Hati-Hati, Pejuang SBMPTN 2020 yang Tak Penuhi Syarat Ini Tidak Boleh Ikut Ujian
Nasional

Sebagai informasi, Ujian Tulis Berbasis Komputer Seleksi Bersama Masuk Perguruan Tinggi Negeri (UTBK-SBMPTN) 2020 rencananya akan dilaksanakan pada 5 hingga 12 Juli mendatang.

WowKeren - Ujian Tulis Berbasis Komputer Seleksi Bersama Masuk Perguruan Tinggi Negeri (UTBK-SBMPTN) 2020 akan dilaksanakan pada 5 hingga 12 Juli mendatang.

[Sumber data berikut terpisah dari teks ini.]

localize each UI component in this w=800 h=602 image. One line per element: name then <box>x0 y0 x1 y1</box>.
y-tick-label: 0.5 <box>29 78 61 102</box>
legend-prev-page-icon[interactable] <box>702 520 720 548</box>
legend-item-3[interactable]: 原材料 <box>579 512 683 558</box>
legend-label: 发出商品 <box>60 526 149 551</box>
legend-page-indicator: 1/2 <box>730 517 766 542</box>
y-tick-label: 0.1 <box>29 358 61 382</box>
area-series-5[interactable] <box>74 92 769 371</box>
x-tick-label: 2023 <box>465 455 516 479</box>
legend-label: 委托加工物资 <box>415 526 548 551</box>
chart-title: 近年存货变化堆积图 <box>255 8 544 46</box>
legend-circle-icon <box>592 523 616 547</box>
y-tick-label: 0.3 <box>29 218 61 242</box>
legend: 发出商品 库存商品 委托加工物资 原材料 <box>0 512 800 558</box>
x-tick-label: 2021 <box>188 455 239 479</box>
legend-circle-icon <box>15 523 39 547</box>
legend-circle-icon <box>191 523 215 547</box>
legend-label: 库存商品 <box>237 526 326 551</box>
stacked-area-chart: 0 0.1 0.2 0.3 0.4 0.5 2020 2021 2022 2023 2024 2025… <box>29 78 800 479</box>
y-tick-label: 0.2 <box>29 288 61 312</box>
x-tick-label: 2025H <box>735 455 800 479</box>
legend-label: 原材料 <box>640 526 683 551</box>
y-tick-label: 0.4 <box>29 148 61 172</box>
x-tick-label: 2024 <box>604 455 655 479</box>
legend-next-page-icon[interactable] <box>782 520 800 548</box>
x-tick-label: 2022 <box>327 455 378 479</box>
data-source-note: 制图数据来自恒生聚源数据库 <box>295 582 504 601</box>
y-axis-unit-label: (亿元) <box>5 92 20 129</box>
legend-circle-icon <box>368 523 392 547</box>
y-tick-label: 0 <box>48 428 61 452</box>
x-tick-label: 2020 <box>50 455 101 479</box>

Nantinya, pelaksanaan UTBK-SBMPTN ini akan dilakukan di 74 titik dan mengikuti protokol COVID-19.

"Pelaksanaan UTBK-SBMPTN harus mengikuti semua Standar Operasional Prosedur (SOP) dengan menggunakan protokol kesehatan COVID-19," ungkap Ketua Pelaksana Eksekutif Lembaga Tes Masuk Perguruan Tinggi (LTMPT), Budi Prasetyo, dalam Sosialisasi UTBK-SBMPTN 2020 pada Senin (25/5).

Menurut Budi, sejumlah perguruan tinggi yang menjadi lokasi UTBK-SBMPTN telah mendapat sosialisasi penyelenggaraan. Nantinya para pejuang SBMPTN yang hadir sebagai peserta harus dicek kondisi kesehatannya terlebih dahulu. Para peserta yang tidak memenuhi protokol ini akan dilarang untuk mengikuti ujian.

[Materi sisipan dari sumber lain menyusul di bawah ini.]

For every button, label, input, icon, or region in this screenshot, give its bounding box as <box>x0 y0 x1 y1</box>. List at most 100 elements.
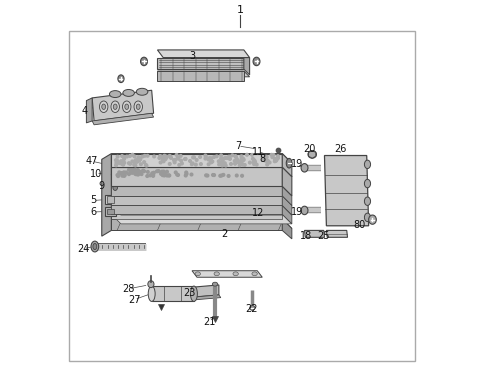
Circle shape <box>218 163 220 166</box>
Ellipse shape <box>212 282 218 286</box>
Ellipse shape <box>113 184 118 190</box>
Circle shape <box>211 160 214 163</box>
Circle shape <box>119 162 121 165</box>
Circle shape <box>121 162 124 165</box>
Circle shape <box>120 161 122 163</box>
Polygon shape <box>111 205 292 215</box>
Circle shape <box>221 164 224 167</box>
Circle shape <box>227 175 230 177</box>
Circle shape <box>231 154 234 157</box>
Circle shape <box>168 162 171 165</box>
Text: 9: 9 <box>99 181 105 191</box>
Circle shape <box>204 156 207 158</box>
Circle shape <box>174 171 177 174</box>
Circle shape <box>135 171 138 174</box>
Circle shape <box>136 169 139 171</box>
Circle shape <box>131 154 134 156</box>
Circle shape <box>241 159 244 162</box>
Polygon shape <box>111 167 292 177</box>
Circle shape <box>139 171 142 174</box>
Circle shape <box>246 154 248 156</box>
Circle shape <box>140 173 143 175</box>
Circle shape <box>243 164 246 166</box>
Circle shape <box>223 157 225 160</box>
Circle shape <box>159 161 162 164</box>
Circle shape <box>144 164 147 166</box>
Circle shape <box>185 172 188 175</box>
Circle shape <box>253 161 256 163</box>
Polygon shape <box>324 156 369 226</box>
Text: 8: 8 <box>259 154 265 164</box>
Polygon shape <box>86 98 92 123</box>
Polygon shape <box>157 71 244 81</box>
Text: 12: 12 <box>252 208 264 218</box>
Polygon shape <box>111 205 282 214</box>
Circle shape <box>190 173 193 176</box>
Circle shape <box>265 160 268 162</box>
Ellipse shape <box>253 57 260 66</box>
Circle shape <box>166 170 168 173</box>
Circle shape <box>131 172 133 174</box>
Ellipse shape <box>134 101 143 113</box>
Circle shape <box>276 158 278 161</box>
Ellipse shape <box>93 243 97 250</box>
Circle shape <box>123 174 126 176</box>
Circle shape <box>116 174 119 176</box>
Circle shape <box>266 163 268 166</box>
Circle shape <box>117 175 120 177</box>
Text: 11: 11 <box>252 147 264 157</box>
Circle shape <box>118 171 120 174</box>
Circle shape <box>265 156 267 158</box>
Circle shape <box>156 170 158 173</box>
Polygon shape <box>111 186 282 196</box>
Circle shape <box>135 173 137 175</box>
Circle shape <box>115 159 117 162</box>
Ellipse shape <box>195 272 201 276</box>
FancyBboxPatch shape <box>107 196 114 203</box>
Polygon shape <box>282 196 292 215</box>
Polygon shape <box>111 214 282 219</box>
Circle shape <box>184 157 187 160</box>
Circle shape <box>163 154 166 157</box>
Circle shape <box>224 162 226 165</box>
Ellipse shape <box>141 57 147 66</box>
Circle shape <box>164 174 167 176</box>
Polygon shape <box>192 295 221 300</box>
Circle shape <box>138 170 140 172</box>
Ellipse shape <box>364 179 371 188</box>
Circle shape <box>213 174 216 176</box>
Circle shape <box>253 161 256 163</box>
Circle shape <box>140 163 142 166</box>
Polygon shape <box>111 167 282 186</box>
Text: 10: 10 <box>90 169 102 179</box>
Circle shape <box>240 161 242 164</box>
Circle shape <box>253 161 256 164</box>
Circle shape <box>274 160 276 163</box>
Polygon shape <box>157 50 250 58</box>
Circle shape <box>185 171 188 174</box>
Circle shape <box>239 164 241 167</box>
Ellipse shape <box>364 160 371 169</box>
Circle shape <box>157 170 160 172</box>
Circle shape <box>137 172 139 175</box>
Circle shape <box>152 173 155 176</box>
Circle shape <box>169 155 172 158</box>
Circle shape <box>236 157 238 160</box>
Circle shape <box>133 169 136 171</box>
Polygon shape <box>92 90 154 121</box>
Circle shape <box>236 161 239 163</box>
Circle shape <box>123 175 126 177</box>
Circle shape <box>141 155 144 158</box>
Circle shape <box>221 160 224 162</box>
Circle shape <box>253 159 255 162</box>
Circle shape <box>222 174 225 176</box>
Polygon shape <box>111 214 292 224</box>
Circle shape <box>126 155 128 158</box>
Circle shape <box>161 156 164 159</box>
Circle shape <box>184 158 186 161</box>
Circle shape <box>275 159 277 162</box>
Circle shape <box>128 162 130 164</box>
Circle shape <box>146 175 149 177</box>
Circle shape <box>122 173 125 175</box>
Ellipse shape <box>250 306 255 310</box>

"Semua peserta wajib, saat masuk ruang ujain kita cek temperatur tubuhnya," terang Budi. "Jika tidak terpenuhi maka peserta tidak diperkenankan ikut ujian."

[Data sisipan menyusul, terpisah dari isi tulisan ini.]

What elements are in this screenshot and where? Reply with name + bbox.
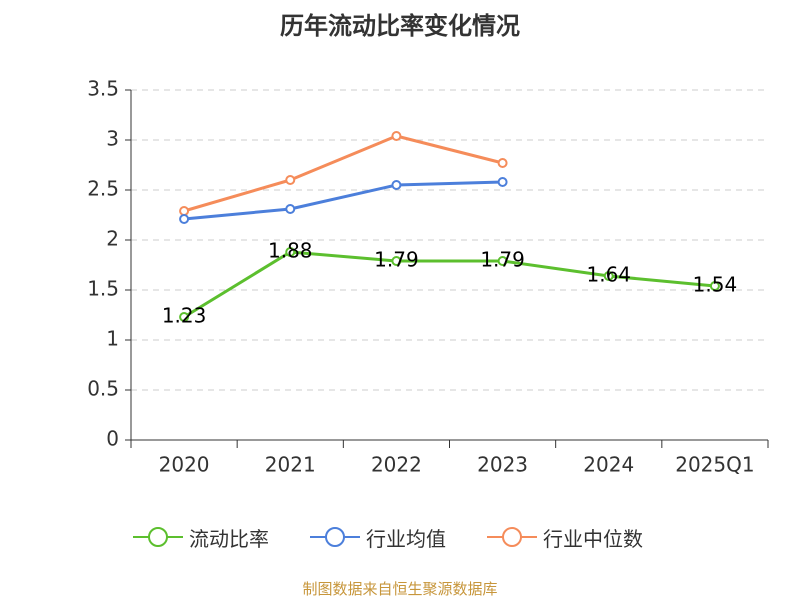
data-point-current-ratio (391, 256, 402, 266)
data-point-current-ratio (285, 247, 296, 257)
data-point-current-ratio (179, 312, 190, 322)
series-line-current-ratio (183, 250, 716, 319)
x-tick-label: 2020 (159, 453, 210, 477)
data-label: 1.79 (374, 248, 419, 272)
data-point-current-ratio (603, 271, 614, 281)
data-point-industry-mean (285, 204, 296, 214)
y-tick-label: 1.5 (87, 277, 119, 301)
data-point-industry-mean (497, 177, 508, 187)
x-tick-label: 2025Q1 (675, 453, 754, 477)
data-point-industry-median (179, 206, 190, 216)
data-label: 1.23 (162, 304, 207, 328)
series-line-industry-mean (183, 180, 503, 221)
data-point-current-ratio (497, 256, 508, 266)
y-tick-label: 0 (106, 427, 119, 451)
y-tick-label: 2.5 (87, 177, 119, 201)
data-point-industry-mean (179, 214, 190, 224)
source-note: 制图数据来自恒生聚源数据库 (302, 580, 498, 598)
data-label: 1.88 (268, 239, 313, 263)
legend-line-icon (133, 527, 183, 547)
data-label: 1.79 (480, 248, 525, 272)
legend: 流动比率 行业均值 行业中位数 (0, 520, 800, 554)
legend-line-icon (310, 527, 360, 547)
legend-item-industry-mean[interactable]: 行业均值 (310, 520, 446, 554)
legend-line-icon (487, 527, 537, 547)
data-point-industry-median (391, 131, 402, 141)
y-tick-label: 3.5 (87, 77, 119, 101)
y-tick-label: 2 (106, 227, 119, 251)
y-tick-label: 1 (106, 327, 119, 351)
x-tick-label: 2023 (477, 453, 528, 477)
legend-item-industry-median[interactable]: 行业中位数 (487, 520, 643, 554)
data-point-industry-median (497, 158, 508, 168)
x-tick-label: 2024 (583, 453, 634, 477)
data-point-industry-median (285, 175, 296, 185)
data-label: 1.64 (586, 263, 631, 287)
chart-title: 历年流动比率变化情况 (280, 12, 520, 40)
legend-label: 行业中位数 (543, 526, 643, 551)
data-label: 1.54 (693, 273, 738, 297)
legend-label: 流动比率 (189, 526, 269, 551)
legend-item-current-ratio[interactable]: 流动比率 (133, 520, 269, 554)
data-point-current-ratio (709, 281, 720, 291)
y-tick-label: 0.5 (87, 377, 119, 401)
x-tick-label: 2021 (265, 453, 316, 477)
data-point-industry-mean (391, 180, 402, 190)
series-line-industry-median (183, 134, 503, 213)
y-tick-label: 3 (106, 127, 119, 151)
x-tick-label: 2022 (371, 453, 422, 477)
legend-label: 行业均值 (366, 526, 446, 551)
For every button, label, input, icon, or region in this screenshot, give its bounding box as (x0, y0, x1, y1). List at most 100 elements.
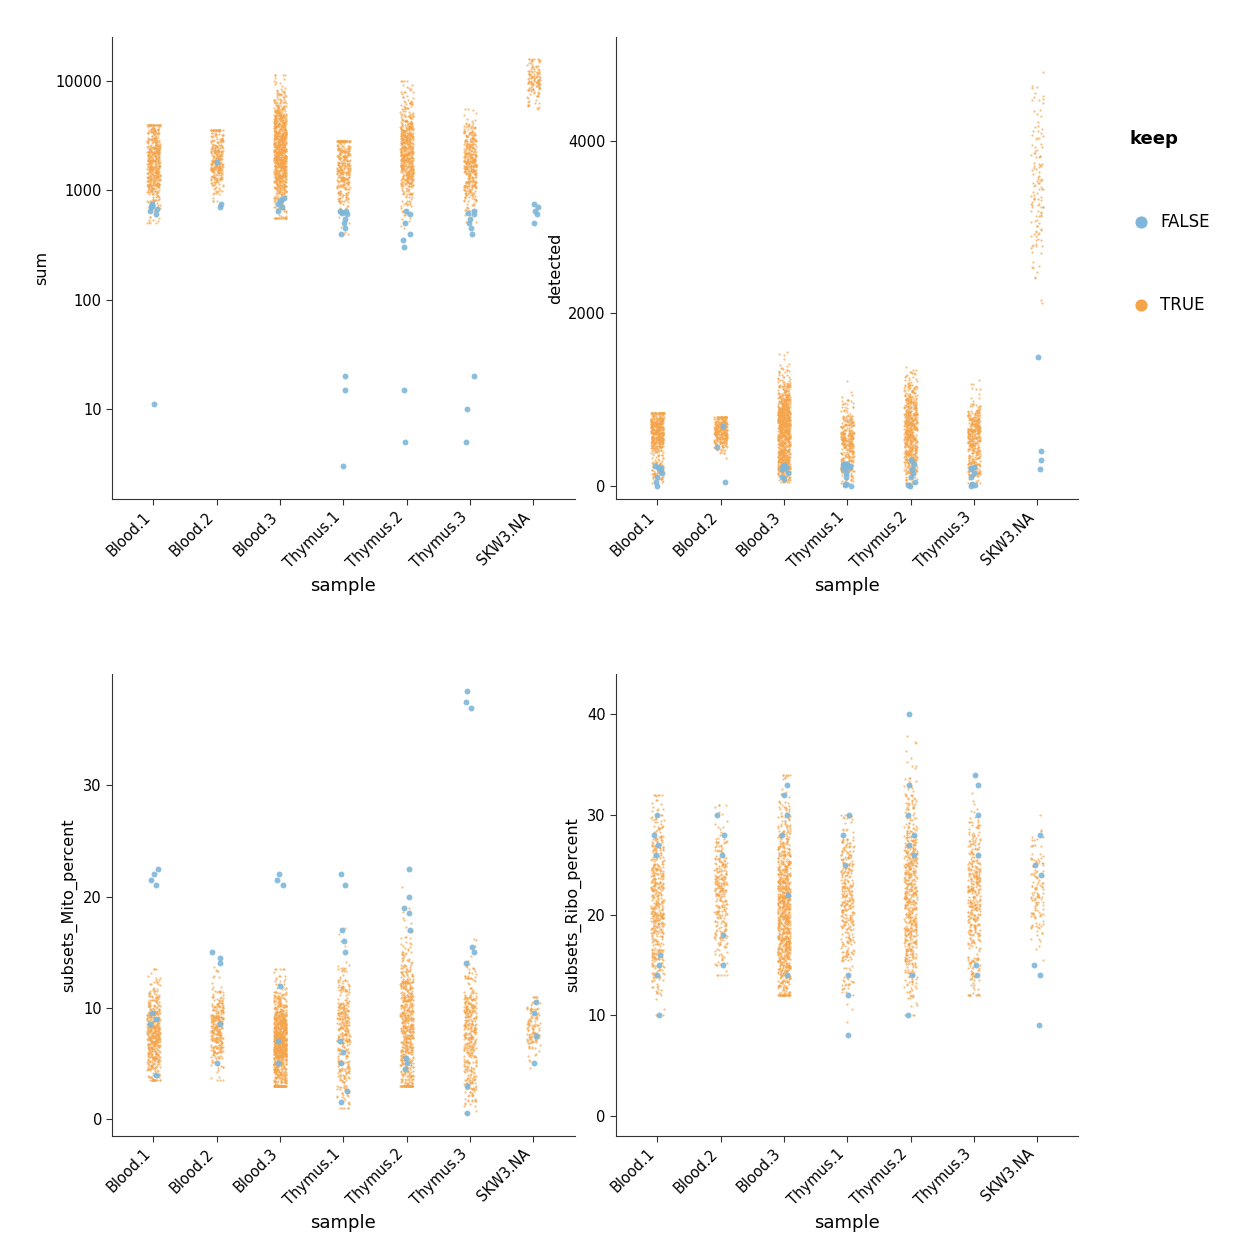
Point (1025, 879, 1045, 899)
Point (459, 1023, 479, 1043)
Point (265, 149, 285, 168)
Point (645, 423, 665, 443)
Point (337, 981, 357, 1001)
Point (900, 406, 920, 426)
Point (463, 158, 483, 178)
Point (779, 401, 799, 421)
Point (901, 401, 921, 421)
Point (203, 1041, 223, 1061)
Point (398, 1028, 418, 1048)
Point (900, 426, 920, 446)
Point (266, 1057, 286, 1077)
Point (779, 447, 799, 467)
Point (778, 394, 797, 414)
Point (778, 934, 797, 953)
Point (144, 1047, 163, 1067)
Point (328, 997, 348, 1017)
Point (895, 397, 915, 417)
Point (462, 147, 482, 167)
Point (394, 170, 414, 190)
Point (644, 436, 664, 456)
Point (337, 1046, 357, 1066)
Point (265, 165, 285, 185)
Point (466, 971, 485, 991)
Point (897, 393, 917, 413)
Point (271, 183, 291, 203)
Point (644, 409, 664, 429)
Point (339, 144, 359, 163)
Point (141, 963, 161, 983)
Point (962, 846, 982, 866)
Point (770, 911, 790, 931)
Point (394, 1030, 414, 1050)
Point (144, 1007, 163, 1027)
Point (844, 914, 864, 934)
Point (644, 916, 664, 936)
Point (459, 1013, 479, 1033)
Point (337, 992, 357, 1012)
Point (457, 152, 477, 172)
Point (711, 413, 731, 433)
Point (524, 987, 544, 1007)
Point (266, 130, 286, 150)
Point (901, 986, 921, 1006)
Point (334, 132, 354, 152)
Point (643, 412, 663, 432)
Point (328, 140, 348, 160)
Point (906, 917, 926, 937)
Point (840, 408, 860, 428)
Point (267, 1053, 287, 1073)
Point (140, 180, 160, 200)
Point (141, 1030, 161, 1050)
Point (832, 832, 852, 852)
Point (273, 1006, 293, 1026)
Point (970, 417, 990, 437)
Point (149, 141, 168, 161)
Point (276, 997, 296, 1017)
Point (523, 1022, 543, 1042)
Point (963, 463, 983, 483)
Point (650, 902, 670, 922)
Point (272, 185, 292, 205)
Point (140, 149, 160, 168)
Point (906, 930, 926, 950)
Point (895, 861, 915, 881)
Point (965, 426, 985, 446)
Point (462, 1010, 482, 1030)
Point (149, 995, 168, 1015)
Point (139, 150, 158, 170)
Point (265, 145, 285, 165)
Point (147, 158, 167, 178)
Point (778, 910, 797, 930)
Point (770, 403, 790, 423)
Point (394, 976, 414, 996)
Point (149, 1010, 168, 1030)
Point (394, 165, 414, 185)
Point (265, 92, 285, 112)
Point (331, 995, 351, 1015)
Point (202, 1021, 222, 1041)
Point (267, 152, 287, 172)
Point (391, 1046, 411, 1066)
Point (137, 142, 157, 162)
Point (201, 1022, 221, 1042)
Point (968, 418, 988, 438)
Point (462, 176, 482, 196)
Point (267, 146, 287, 166)
Point (142, 151, 162, 171)
Point (907, 469, 927, 489)
Point (267, 80, 287, 100)
Point (1027, 121, 1047, 141)
Point (905, 900, 925, 920)
Point (268, 1046, 288, 1066)
Point (775, 452, 795, 472)
Point (897, 824, 917, 844)
Point (142, 1016, 162, 1036)
Point (268, 1076, 288, 1096)
Point (771, 419, 791, 439)
Point (149, 160, 168, 180)
Point (648, 941, 668, 961)
Point (840, 947, 860, 967)
Point (268, 181, 288, 201)
Point (899, 389, 919, 409)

Selain itu, para peserta juga wajib mengenakan masker kala mengikuti ujian. Selain itu, antrean sebelum memasuki ruang ujian juga akan diatur sedemikian rupa.


"Karena kita menerapkan physical distancing," tutur Budi. "Jaga jarak antrean kita atur, isi ruang kelas dan komputernya hanya setengah dari biasanya."

Selain itu, pihak penyelenggara juga wajib untuk melakukan sterilisasi ruangan. Setiap meja bahkan diharuskan diberi cairan antiseptik.

"Jaga jarak antrean kita atur, isi ruang kelas dan komputernya hanya setengah dari biasanya," pungkas Budi. "Ini jangan dilihat sebagai suatu kengerian, tapi merupakan pelayanan yang terbaik."

Sementara itu, LTMPT sendiri masih membuka kemungkinan jika pelaksanaan UTBK-SBMPTN 2020 ditunda kembali karena pandemi corona. "Kami tetap akan mengikuti perkembangan kebijakan nasional, sesuai arahan Kemendikbud, Majelis Rektor dan Gugus Tugas COVID-19," terang Budi.

Meski demikian, Budi memastikan bahwa jika penundaan benar terjadi, maka hanya akan berlaku untuk pelaksanaan hingga pengumuman UTBK-SBMPTN. Proses pendaftaran UTBK-SBMPTN sendiri akan tetap berlangsung pada 2 hingga 20 Juni 2020.

"Hanya tanggal pelaksanaannya kita geser," pungkas Budi. "Misal dua minggu lagi aman, kita putuskan diselenggarakan dua minggu lagi."